Conclusie van de Hoge Raad

De Hoge Raad bevestigde de veroordeling van de coach en benadrukte het belang van de bescherming van minderjarigen tegen seksuele uitbuiting en misbruik door personen in een machtspositie. De uitspraak onderstreept de strikte toepassing van Artikel 248b en de noodzaak om minderjarigen te beschermen, zelfs als zij instemmen met de handelingen.

Samenvatting

Artikel 248b van het Wetboek van Strafrecht is een cruciaal onderdeel van de Nederlandse wetgeving dat minderjarigen van zestien en zeventien jaar beschermt tegen seksuele handelingen door personen in een machtspositie.
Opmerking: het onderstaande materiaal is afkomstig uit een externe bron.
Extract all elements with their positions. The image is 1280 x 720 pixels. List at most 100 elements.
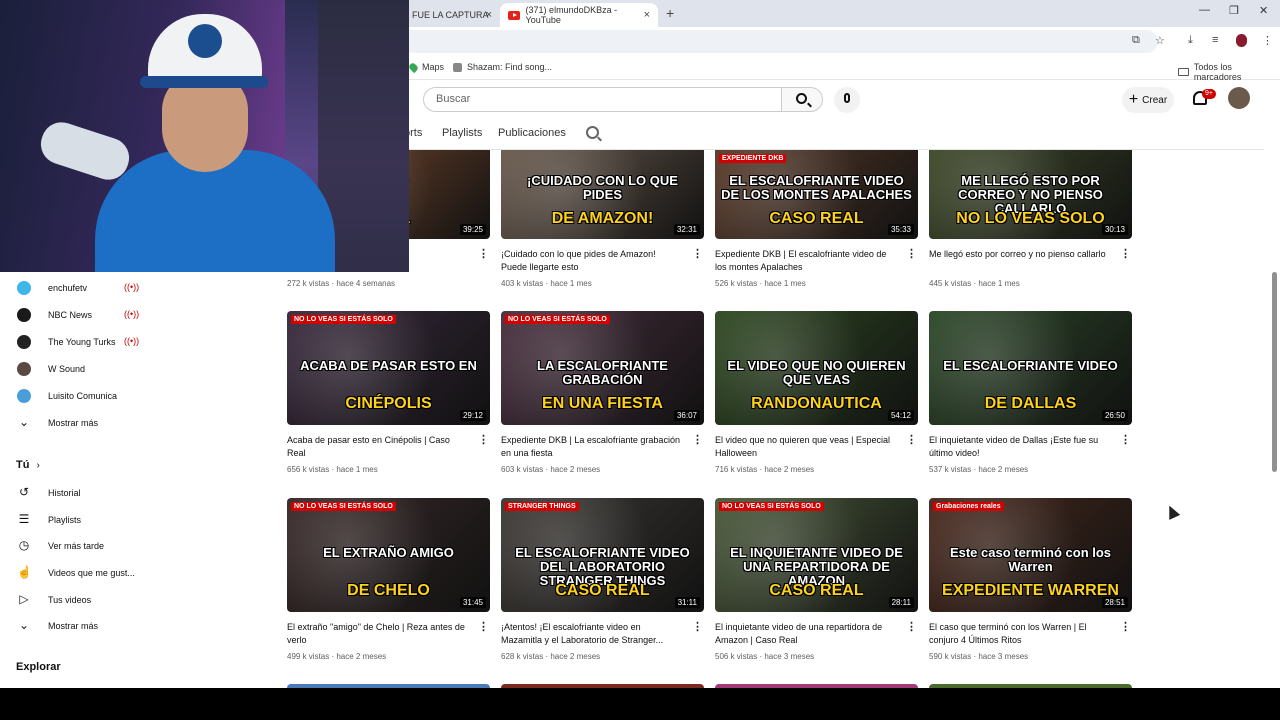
menu-icon[interactable]: ⋮ — [1262, 34, 1273, 47]
more-options-icon[interactable]: ⋮ — [1120, 435, 1131, 446]
minimize-button[interactable]: — — [1199, 4, 1210, 16]
video-meta: 537 k vistas · hace 2 meses — [929, 465, 1029, 474]
subscription-w-sound[interactable]: W Sound — [0, 358, 150, 382]
sidebar-item-your-videos[interactable]: ▷ Tus videos — [0, 589, 150, 613]
video-meta: 499 k vistas · hace 2 meses — [287, 652, 387, 661]
create-button[interactable]: + Crear — [1122, 87, 1174, 113]
media-controls-icon[interactable]: ≡ — [1212, 34, 1218, 46]
video-title[interactable]: El extraño "amigo" de Chelo | Reza antes… — [287, 621, 467, 647]
subscription-nbc-news[interactable]: NBC News ((•)) — [0, 304, 150, 328]
more-options-icon[interactable]: ⋮ — [692, 435, 703, 446]
install-icon[interactable]: ⧉ — [1132, 34, 1140, 47]
channel-avatar — [17, 389, 31, 403]
mouse-cursor-icon — [1163, 503, 1181, 520]
bookmark-label: Maps — [422, 62, 445, 72]
video-thumbnail[interactable]: ME LLEGÓ ESTO POR CORREO Y NO PIENSO CAL… — [929, 150, 1132, 239]
address-bar[interactable] — [380, 30, 1158, 53]
more-options-icon[interactable]: ⋮ — [906, 249, 917, 260]
video-title[interactable]: Me llegó esto por correo y no pienso cal… — [929, 248, 1109, 261]
video-card[interactable]: ME LLEGÓ ESTO POR CORREO Y NO PIENSO CAL… — [929, 125, 1132, 300]
voice-search-button[interactable] — [834, 87, 860, 113]
video-title[interactable]: El video que no quieren que veas | Espec… — [715, 434, 895, 460]
video-title[interactable]: Acaba de pasar esto en Cinépolis | Caso … — [287, 434, 467, 460]
video-card[interactable]: ¡CUIDADO CON LO QUE PIDES DE AMAZON! 32:31… — [501, 125, 704, 300]
video-thumbnail[interactable]: EL VIDEO QUE NO QUIEREN QUE VEAS RANDONAU… — [715, 311, 918, 425]
bottom-letterbox — [0, 688, 1280, 720]
more-options-icon[interactable]: ⋮ — [478, 435, 489, 446]
subscription-label: NBC News — [48, 310, 93, 320]
video-thumbnail[interactable]: STRANGER THINGS EL ESCALOFRIANTE VIDEO DE… — [501, 498, 704, 612]
scrollbar-thumb[interactable] — [1272, 272, 1277, 472]
subscription-enchufetv[interactable]: enchufetv ((•)) — [0, 277, 150, 301]
account-avatar[interactable] — [1228, 87, 1250, 109]
search-button[interactable] — [781, 87, 823, 112]
more-options-icon[interactable]: ⋮ — [692, 622, 703, 633]
video-duration: 31:45 — [459, 597, 486, 608]
profile-icon[interactable] — [1236, 34, 1247, 47]
subscription-luisito[interactable]: Luisito Comunica — [0, 385, 150, 409]
close-window-button[interactable]: ✕ — [1259, 4, 1268, 17]
video-card[interactable]: Grabaciones reales Este caso terminó con … — [929, 498, 1132, 673]
more-options-icon[interactable]: ⋮ — [1120, 622, 1131, 633]
you-section-title[interactable]: Tú › — [16, 459, 40, 471]
webcam-overlay — [0, 0, 409, 272]
webcam-cap-logo — [188, 24, 222, 58]
more-options-icon[interactable]: ⋮ — [478, 622, 489, 633]
bookmark-shazam[interactable]: Shazam: Find song... — [453, 62, 552, 72]
more-options-icon[interactable]: ⋮ — [906, 435, 917, 446]
restore-button[interactable]: ❐ — [1229, 4, 1239, 17]
video-title[interactable]: El caso que terminó con los Warren | El … — [929, 621, 1109, 647]
video-card[interactable]: STRANGER THINGS EL ESCALOFRIANTE VIDEO DE… — [501, 498, 704, 673]
video-card[interactable]: NO LO VEAS SI ESTÁS SOLO LA ESCALOFRIANTE… — [501, 311, 704, 486]
more-options-icon[interactable]: ⋮ — [906, 622, 917, 633]
tab-close-icon[interactable]: × — [486, 9, 492, 21]
liked-icon: ☝ — [17, 565, 32, 579]
tab-close-icon[interactable]: × — [644, 9, 650, 21]
video-title[interactable]: Expediente DKB | El escalofriante video … — [715, 248, 895, 274]
video-card[interactable]: NO LO VEAS SI ESTÁS SOLO EL INQUIETANTE V… — [715, 498, 918, 673]
video-card[interactable]: NO LO VEAS SI ESTÁS SOLO EL EXTRAÑO AMIGO… — [287, 498, 490, 673]
video-title[interactable]: Expediente DKB | La escalofriante grabac… — [501, 434, 681, 460]
browser-tab[interactable]: FUE LA CAPTURA × — [404, 3, 500, 27]
video-thumbnail[interactable]: NO LO VEAS SI ESTÁS SOLO ACABA DE PASAR E… — [287, 311, 490, 425]
video-card[interactable]: EXPEDIENTE DKB EL ESCALOFRIANTE VIDEO DE … — [715, 125, 918, 300]
chevron-down-icon: ⌄ — [18, 415, 30, 429]
video-card[interactable]: NO LO VEAS SI ESTÁS SOLO ACABA DE PASAR E… — [287, 311, 490, 486]
more-options-icon[interactable]: ⋮ — [692, 249, 703, 260]
video-title[interactable]: ¡Cuidado con lo que pides de Amazon! Pue… — [501, 248, 681, 274]
all-bookmarks-folder[interactable]: Todos los marcadores — [1178, 62, 1280, 82]
video-card[interactable]: EL VIDEO QUE NO QUIEREN QUE VEAS RANDONAU… — [715, 311, 918, 486]
new-tab-button[interactable]: + — [666, 5, 674, 21]
video-title[interactable]: ¡Atentos! ¡El escalofriante video en Maz… — [501, 621, 681, 647]
scrollbar[interactable] — [1270, 80, 1280, 688]
video-meta: 403 k vistas · hace 1 mes — [501, 279, 592, 288]
sidebar-item-liked[interactable]: ☝ Videos que me gust... — [0, 562, 150, 586]
sidebar-item-playlists[interactable]: ☰ Playlists — [0, 509, 150, 533]
live-icon: ((•)) — [124, 309, 140, 319]
subscription-young-turks[interactable]: The Young Turks ((•)) — [0, 331, 150, 355]
video-thumbnail[interactable]: EXPEDIENTE DKB EL ESCALOFRIANTE VIDEO DE … — [715, 150, 918, 239]
sidebar-item-label: Historial — [48, 488, 81, 498]
sidebar-item-history[interactable]: ↺ Historial — [0, 482, 150, 506]
show-more-you[interactable]: ⌄ Mostrar más — [0, 615, 150, 639]
video-thumbnail[interactable]: NO LO VEAS SI ESTÁS SOLO EL INQUIETANTE V… — [715, 498, 918, 612]
sidebar-item-watch-later[interactable]: ◷ Ver más tarde — [0, 535, 150, 559]
video-title[interactable]: El inquietante video de una repartidora … — [715, 621, 895, 647]
folder-icon — [1178, 68, 1189, 76]
more-options-icon[interactable]: ⋮ — [1120, 249, 1131, 260]
bookmark-maps[interactable]: Maps — [407, 61, 445, 73]
video-thumbnail[interactable]: Grabaciones reales Este caso terminó con … — [929, 498, 1132, 612]
video-title[interactable]: El inquietante video de Dallas ¡Este fue… — [929, 434, 1109, 460]
video-thumbnail[interactable]: ¡CUIDADO CON LO QUE PIDES DE AMAZON! 32:31 — [501, 150, 704, 239]
video-thumbnail[interactable]: NO LO VEAS SI ESTÁS SOLO EL EXTRAÑO AMIGO… — [287, 498, 490, 612]
video-thumbnail[interactable]: NO LO VEAS SI ESTÁS SOLO LA ESCALOFRIANTE… — [501, 311, 704, 425]
show-more-subscriptions[interactable]: ⌄ Mostrar más — [0, 412, 150, 436]
video-thumbnail[interactable]: EL ESCALOFRIANTE VIDEO DE DALLAS 26:50 — [929, 311, 1132, 425]
video-card[interactable]: EL ESCALOFRIANTE VIDEO DE DALLAS 26:50 El i… — [929, 311, 1132, 486]
screen: FUE LA CAPTURA × (371) elmundoDKBza - Yo… — [0, 0, 1280, 688]
bookmark-star-icon[interactable]: ☆ — [1155, 34, 1165, 47]
search-input[interactable]: Buscar — [423, 87, 781, 112]
download-icon[interactable]: ⤓ — [1188, 34, 1193, 47]
browser-tab-active[interactable]: (371) elmundoDKBza - YouTube × — [500, 3, 658, 27]
more-options-icon[interactable]: ⋮ — [478, 249, 489, 260]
De wet stelt dat het verrichten van ontuchtige handelingen met een minderjarige in deze context strafbaar is, ongeacht de instemming van de minderjarige. Een belangrijke gerechtelijke uitspraak, ECLI:NL:HR:2019:1234, bevestigt de strikte toepassing van dit artikel en benadrukt het belang van de bescherming van minderjarigen tegen misbruik door personen in een machtspositie. De uitspraak onderstreept dat de instemming van de minderjarige niet relevant is voor de strafbaarheid van de handelingen.